An even broader version of this theory was published more recently by a Yale law professor.  He maintains that “commerce” means any human interaction – so the federal government can regulate almost anything, so long as it doesn’t trample one of the specific guarantees in the Constitution, such as Free Speech.

On investigation, however, the claim that “commerce” meant “all gainful activities” or “all interactions” turns out to be completely untrue.  It flies in the face of much of what we know about the Founding Era, including specific representations by leading Founders that most regulation would be reserved to the states.

But because it is sometimes necessary to prove the obvious, several other academics (such as Georgetown University’s Randy Barnett and I) have examined literally thousands of appearances of the word “commerce” in the historical records from the Founding Era.  And those records show clearly that “Commerce” in the Constitution means trade and associated activities, but no more (read this paper for more).

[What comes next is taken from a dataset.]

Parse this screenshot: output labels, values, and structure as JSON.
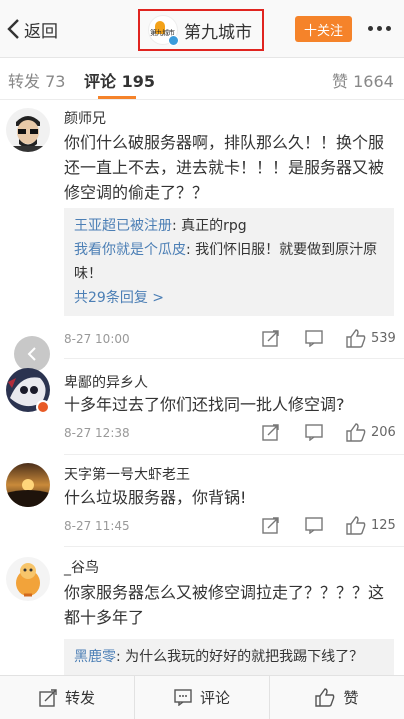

The second argument for an almost unlimited Commerce Power currently prevails on the U.S. Supreme Court.  (Don’t let anyone tell you the present court is “conservative” on such matters.)   This argument acknowledges that when the Founders wrote “Commerce,” they meant only trade and a few allied activities, such as navigation.

But it goes on to say that modern economic life, unlike life during the Founding Era, is highly interdependent, so it is now “necessary and proper” for Congress to regulate everything that substantially affects commerce.

But this argument also ignores history.  Economic interdependence is nothing new: the promoters of the Constitution themselves emphasized it.  But they also assured the public that, interdependent or not, most activities could be regulated only by the states.

They added that the Necessary and Proper Clause added nothing to federal authority, but merely clarified that the legal “doctrine of incidental powers” applied to the Constitution.  And no power could be “incidental” if its scope swamped the principal power.  In other words, Congress couldn’t take over a big field like manufacturing or agriculture on the pretense of regulating commerce.

If the Supreme Court were doing its job in this area, it would restrict Congress to the authority granted by the people through the Constitution.  Because the Court is not doing what it should, it is up to the people to recall the federal government to its constitutional limits.